Prime Minister Naftali Bennett on Sunday urged all Israeli citizens to leave Ukraine amid fears of an imminent invasion by Russia.
“It was agreed to raise the travel warning for the area, along with calling on Israeli citizens to immediately leave,” Bennett’s spokesperson said.
However, most Israelis living in the country, thought to number around 10,000 to 15,000 people, including Israeli Ukrainians, and Ukrainian Jews for that matter, are in no hurry to leave, with few believing that a Russian invasion is imminent.
The website "worldpopulationreview.com" estimates that Ukraine currently has a core Jewish population of about 48,000 people and an “enlarged Jewish population” (including individuals with partial Jewish heritage) numbering around 140,000.
Also on Sunday, Foreign Minister Yair Lapid met Ukrainian First Deputy Foreign Minister Emine Dzhaparova in Jerusalem, where the two discussed the escalating situation in Ukraine and how it could affect Israel. Dzhaparova warned that reductions in grain exports could cut Israel’s bread supply in half.
Lior Haiat, the spokesperson for the Foreign Ministry in Jerusalem, said that the Israeli government has been following the situation in Ukraine closely.
“We have information coming from our diplomats both in Kyiv and in other countries,” he added. “We have reached a point when we think it is safer for Israeli citizens to leave Ukraine as quickly as possible because there are still direct flights from Ukraine to Israel and we don’t know if those flights will continue.”

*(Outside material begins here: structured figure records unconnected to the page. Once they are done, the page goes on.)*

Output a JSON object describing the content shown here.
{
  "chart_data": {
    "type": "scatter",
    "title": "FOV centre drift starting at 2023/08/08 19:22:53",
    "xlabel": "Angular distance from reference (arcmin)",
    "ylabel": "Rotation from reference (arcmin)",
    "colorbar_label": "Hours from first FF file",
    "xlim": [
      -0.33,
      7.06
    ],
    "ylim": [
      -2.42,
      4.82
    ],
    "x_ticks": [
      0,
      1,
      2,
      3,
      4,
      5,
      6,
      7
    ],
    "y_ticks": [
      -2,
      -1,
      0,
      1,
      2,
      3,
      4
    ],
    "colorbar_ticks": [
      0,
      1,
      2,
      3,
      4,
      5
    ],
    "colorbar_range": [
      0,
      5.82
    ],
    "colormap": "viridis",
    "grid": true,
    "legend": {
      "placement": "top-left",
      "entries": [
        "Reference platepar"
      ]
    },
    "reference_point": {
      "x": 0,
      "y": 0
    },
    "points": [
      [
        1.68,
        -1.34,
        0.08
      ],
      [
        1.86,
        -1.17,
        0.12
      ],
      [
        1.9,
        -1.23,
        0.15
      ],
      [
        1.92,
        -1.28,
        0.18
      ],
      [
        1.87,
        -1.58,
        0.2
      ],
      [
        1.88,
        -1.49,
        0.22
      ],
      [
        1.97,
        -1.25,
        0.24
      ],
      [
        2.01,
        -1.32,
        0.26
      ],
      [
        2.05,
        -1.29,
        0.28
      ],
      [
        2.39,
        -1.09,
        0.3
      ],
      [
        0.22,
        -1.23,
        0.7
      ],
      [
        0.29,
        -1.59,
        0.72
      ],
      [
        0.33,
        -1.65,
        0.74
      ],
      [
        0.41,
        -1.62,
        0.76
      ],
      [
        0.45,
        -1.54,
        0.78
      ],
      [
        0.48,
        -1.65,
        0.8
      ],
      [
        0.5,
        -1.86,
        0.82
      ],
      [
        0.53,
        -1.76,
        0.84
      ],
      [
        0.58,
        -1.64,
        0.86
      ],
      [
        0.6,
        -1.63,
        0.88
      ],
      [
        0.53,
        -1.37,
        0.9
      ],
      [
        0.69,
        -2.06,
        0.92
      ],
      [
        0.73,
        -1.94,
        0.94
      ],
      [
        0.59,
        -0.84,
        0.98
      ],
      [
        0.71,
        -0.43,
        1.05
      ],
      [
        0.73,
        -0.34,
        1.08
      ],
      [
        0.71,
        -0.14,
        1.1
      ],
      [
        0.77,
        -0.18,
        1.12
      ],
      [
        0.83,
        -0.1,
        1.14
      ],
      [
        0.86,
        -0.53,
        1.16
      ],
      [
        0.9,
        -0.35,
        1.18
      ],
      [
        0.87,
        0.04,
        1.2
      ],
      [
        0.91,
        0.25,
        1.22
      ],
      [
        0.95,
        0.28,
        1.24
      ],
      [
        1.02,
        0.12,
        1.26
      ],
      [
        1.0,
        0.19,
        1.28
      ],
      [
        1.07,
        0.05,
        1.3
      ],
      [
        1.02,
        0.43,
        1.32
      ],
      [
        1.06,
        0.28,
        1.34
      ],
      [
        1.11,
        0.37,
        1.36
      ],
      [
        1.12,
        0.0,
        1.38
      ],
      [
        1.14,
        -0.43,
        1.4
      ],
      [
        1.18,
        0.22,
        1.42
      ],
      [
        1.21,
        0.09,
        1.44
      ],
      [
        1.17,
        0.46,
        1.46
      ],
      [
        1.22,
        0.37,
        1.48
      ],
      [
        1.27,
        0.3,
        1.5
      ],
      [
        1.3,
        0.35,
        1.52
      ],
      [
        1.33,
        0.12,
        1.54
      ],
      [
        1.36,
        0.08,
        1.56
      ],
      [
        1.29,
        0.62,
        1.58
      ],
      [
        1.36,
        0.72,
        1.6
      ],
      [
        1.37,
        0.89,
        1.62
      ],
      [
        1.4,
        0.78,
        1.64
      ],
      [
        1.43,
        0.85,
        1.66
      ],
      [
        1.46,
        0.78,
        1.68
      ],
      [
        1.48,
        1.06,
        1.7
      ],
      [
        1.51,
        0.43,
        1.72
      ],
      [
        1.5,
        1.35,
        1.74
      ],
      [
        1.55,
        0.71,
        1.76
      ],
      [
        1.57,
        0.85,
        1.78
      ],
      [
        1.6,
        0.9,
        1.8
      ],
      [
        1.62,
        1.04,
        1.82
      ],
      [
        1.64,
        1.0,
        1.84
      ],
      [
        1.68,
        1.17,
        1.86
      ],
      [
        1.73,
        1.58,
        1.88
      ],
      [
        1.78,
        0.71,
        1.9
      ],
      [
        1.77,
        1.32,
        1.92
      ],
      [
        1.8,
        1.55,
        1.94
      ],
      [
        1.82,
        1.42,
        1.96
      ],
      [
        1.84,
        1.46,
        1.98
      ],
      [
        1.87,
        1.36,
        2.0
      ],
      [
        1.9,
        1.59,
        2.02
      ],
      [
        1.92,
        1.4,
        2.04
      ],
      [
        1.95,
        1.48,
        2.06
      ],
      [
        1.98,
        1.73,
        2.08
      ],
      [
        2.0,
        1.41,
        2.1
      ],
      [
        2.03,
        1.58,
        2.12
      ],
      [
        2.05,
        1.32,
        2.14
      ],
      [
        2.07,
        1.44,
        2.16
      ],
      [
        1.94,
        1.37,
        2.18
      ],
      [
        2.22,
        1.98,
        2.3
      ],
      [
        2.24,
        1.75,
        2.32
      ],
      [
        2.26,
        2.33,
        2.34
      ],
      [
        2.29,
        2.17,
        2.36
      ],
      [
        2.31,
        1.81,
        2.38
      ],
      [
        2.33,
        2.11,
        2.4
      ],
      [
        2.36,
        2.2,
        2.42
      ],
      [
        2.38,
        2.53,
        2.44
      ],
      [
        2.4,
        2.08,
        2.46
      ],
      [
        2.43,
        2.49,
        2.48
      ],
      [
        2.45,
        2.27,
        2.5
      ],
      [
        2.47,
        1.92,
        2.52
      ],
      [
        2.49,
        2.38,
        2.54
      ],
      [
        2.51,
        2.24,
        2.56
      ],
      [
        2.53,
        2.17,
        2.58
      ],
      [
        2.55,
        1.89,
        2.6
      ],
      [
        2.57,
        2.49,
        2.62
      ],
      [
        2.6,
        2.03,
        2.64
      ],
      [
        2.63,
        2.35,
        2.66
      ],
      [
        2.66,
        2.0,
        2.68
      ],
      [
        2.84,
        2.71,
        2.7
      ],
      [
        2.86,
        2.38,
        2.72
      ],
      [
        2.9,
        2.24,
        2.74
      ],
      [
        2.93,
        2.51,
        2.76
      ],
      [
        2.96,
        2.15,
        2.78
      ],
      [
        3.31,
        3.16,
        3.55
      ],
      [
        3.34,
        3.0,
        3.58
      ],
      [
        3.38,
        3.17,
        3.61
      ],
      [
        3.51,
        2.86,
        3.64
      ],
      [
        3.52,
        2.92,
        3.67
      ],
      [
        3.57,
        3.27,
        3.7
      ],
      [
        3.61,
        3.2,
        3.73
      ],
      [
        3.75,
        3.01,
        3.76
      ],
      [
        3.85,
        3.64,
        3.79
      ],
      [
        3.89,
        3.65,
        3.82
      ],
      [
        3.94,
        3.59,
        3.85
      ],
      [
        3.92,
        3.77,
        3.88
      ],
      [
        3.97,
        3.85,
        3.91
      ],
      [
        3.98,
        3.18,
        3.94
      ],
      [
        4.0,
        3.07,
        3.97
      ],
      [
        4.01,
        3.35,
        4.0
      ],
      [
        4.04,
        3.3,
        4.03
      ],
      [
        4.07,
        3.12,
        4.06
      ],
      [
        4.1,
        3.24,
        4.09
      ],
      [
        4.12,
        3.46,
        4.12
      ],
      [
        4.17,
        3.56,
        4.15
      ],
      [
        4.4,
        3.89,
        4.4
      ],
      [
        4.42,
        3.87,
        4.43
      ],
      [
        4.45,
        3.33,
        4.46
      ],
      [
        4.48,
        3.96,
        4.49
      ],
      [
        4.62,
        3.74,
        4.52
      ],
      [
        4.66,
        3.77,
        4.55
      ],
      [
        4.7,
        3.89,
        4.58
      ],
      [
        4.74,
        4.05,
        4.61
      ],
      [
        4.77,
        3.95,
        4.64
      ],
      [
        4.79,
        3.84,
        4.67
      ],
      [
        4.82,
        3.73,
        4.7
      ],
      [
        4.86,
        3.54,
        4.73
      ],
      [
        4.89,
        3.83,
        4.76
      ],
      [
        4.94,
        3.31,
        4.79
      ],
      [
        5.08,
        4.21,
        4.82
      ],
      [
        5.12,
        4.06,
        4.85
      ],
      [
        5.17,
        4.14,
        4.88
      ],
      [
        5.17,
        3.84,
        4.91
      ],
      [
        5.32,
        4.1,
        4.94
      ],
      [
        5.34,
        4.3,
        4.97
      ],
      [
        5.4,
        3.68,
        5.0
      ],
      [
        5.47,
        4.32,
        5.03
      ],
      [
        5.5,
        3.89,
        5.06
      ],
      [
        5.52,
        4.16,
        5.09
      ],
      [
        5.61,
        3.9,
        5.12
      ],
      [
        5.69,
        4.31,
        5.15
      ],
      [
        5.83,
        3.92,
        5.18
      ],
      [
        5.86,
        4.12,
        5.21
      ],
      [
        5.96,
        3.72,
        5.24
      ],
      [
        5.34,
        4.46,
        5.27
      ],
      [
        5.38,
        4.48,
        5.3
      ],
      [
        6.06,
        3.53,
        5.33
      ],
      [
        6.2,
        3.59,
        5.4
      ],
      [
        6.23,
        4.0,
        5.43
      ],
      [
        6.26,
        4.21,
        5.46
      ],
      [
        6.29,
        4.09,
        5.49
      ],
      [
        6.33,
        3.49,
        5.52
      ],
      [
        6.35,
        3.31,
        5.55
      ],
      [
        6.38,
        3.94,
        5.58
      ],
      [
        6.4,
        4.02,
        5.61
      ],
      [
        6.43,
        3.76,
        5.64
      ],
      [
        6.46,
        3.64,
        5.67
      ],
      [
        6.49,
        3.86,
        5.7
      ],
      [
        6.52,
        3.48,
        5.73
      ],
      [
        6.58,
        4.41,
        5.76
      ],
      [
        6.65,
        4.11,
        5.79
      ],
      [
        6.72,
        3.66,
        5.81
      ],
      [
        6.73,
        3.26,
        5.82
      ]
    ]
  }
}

Haiat noted the family members of Israel diplomats stationed in Ukraine arrived home on Sunday.
However, he clarified, “The entire team of Israeli diplomats in Kyiv is still working, the embassy is open, and we even sent other diplomats to help Israeli citizens who will need urgent Israeli consular help.”
He emphasized that Israel is prepared to help not only Israelis but also members of the Jewish community. “We will help every Jew who wants or needs to immigrate to Israel; this is the reason that Israel exists,” Haiat said.
Daniel Aharon is the founder and CEO of Ach Gadol [“Big Brother”] for Lone Soldiers, an organization that supports active duty IDF soldiers who do not have immediate family in Israel who can help them. He said there are around 7,000 lone soldiers in the IDF, around half of them Israelis who do not have ties with their parents, and half expats from all around the world.
Among the expats, “I would say a third are Russian speakers,” Aharon explained. “Russian-speaker soldiers are the biggest segment of lone soldiers in the IDF.”
Ach Gadol currently provides support to 125 Ukrainian-Israeli lone soldiers, he said.
Over the past two days, he reached out to all the lone soldiers who came from Ukraine, offering his organization’s help in case they wish to bring their families to Israel in light of the situation.
Only one soldier responded to the offer, and he wants his family to immigrate to Israel for personal reasons, not because of a possible Russian invasion, Aharon reported.
Haiat said the Foreign Ministry has seen similar reactions. “For the time being we haven’t heard of an increase in requests for immigration to Israel among Ukrainian Jews,” he said.
Aharon believes that from the Ukrainians’ perspective, there is no reason to rush for the exit. “The situation in Ukraine now doesn’t seem that critical to the Ukrainians that they will get up and run away,” he said.
“What we are hearing from the United States, that [Russian President Vladimir] Putin is going to invade this week, that’s not the way things look to the Ukrainians.”
Aharon said there is not the same “hysteria” among Ukrainians as we see coming from Western countries. “Much of this hysteria coming from the West is probably being deliberately generated to serve geopolitical interests against Russia,” he added.
That is why, Aharon said, “You won’t find many cases of lone soldiers or [IDF] volunteers who are rushing to bring their families to Israel.”
David, a Ukrainian Jew who immigrated to Israel some two decades ago but still has family in Ukraine, agrees. “I personally don’t feel that something unusual is about to happen,” he said.
Rather this is an “internet war,” where everyone is trying to report and predict what will happen next, Veretekha said.
Kateryna Popova, also a Ukrainian Jew from the south of the country, said opinions among Ukrainians are rather divided. “While some people, especially those who were affected by the previous situation in the [country’s] east, are really worried; others think it is a political manipulation and an empty threat,” she explained.
Two self-proclaimed people’s republics in Ukraine’s eastern Donbas region, Donetsk and Lugansk, have declared independence, with Russian support.
Popova also thinks it is too early to consider leaving Ukraine, especially since for many Ukrainian Jews it would be very challenging to immigrate to Israel because of the language barrier, and of course the financial factor and the higher cost of living.
“Jews in Ukraine are still waiting, and if the situation does escalate they will have no choice,” she explained.
Still, considering the unpredictability of the situation, many Ukrainians are ready to “pack up and go” if needed, Popova acknowledged.
Haiat said the Israeli government is in close contact with the Jewish community in Ukraine. “They know that in the given case, Israel will help them in any way that it can,” he said.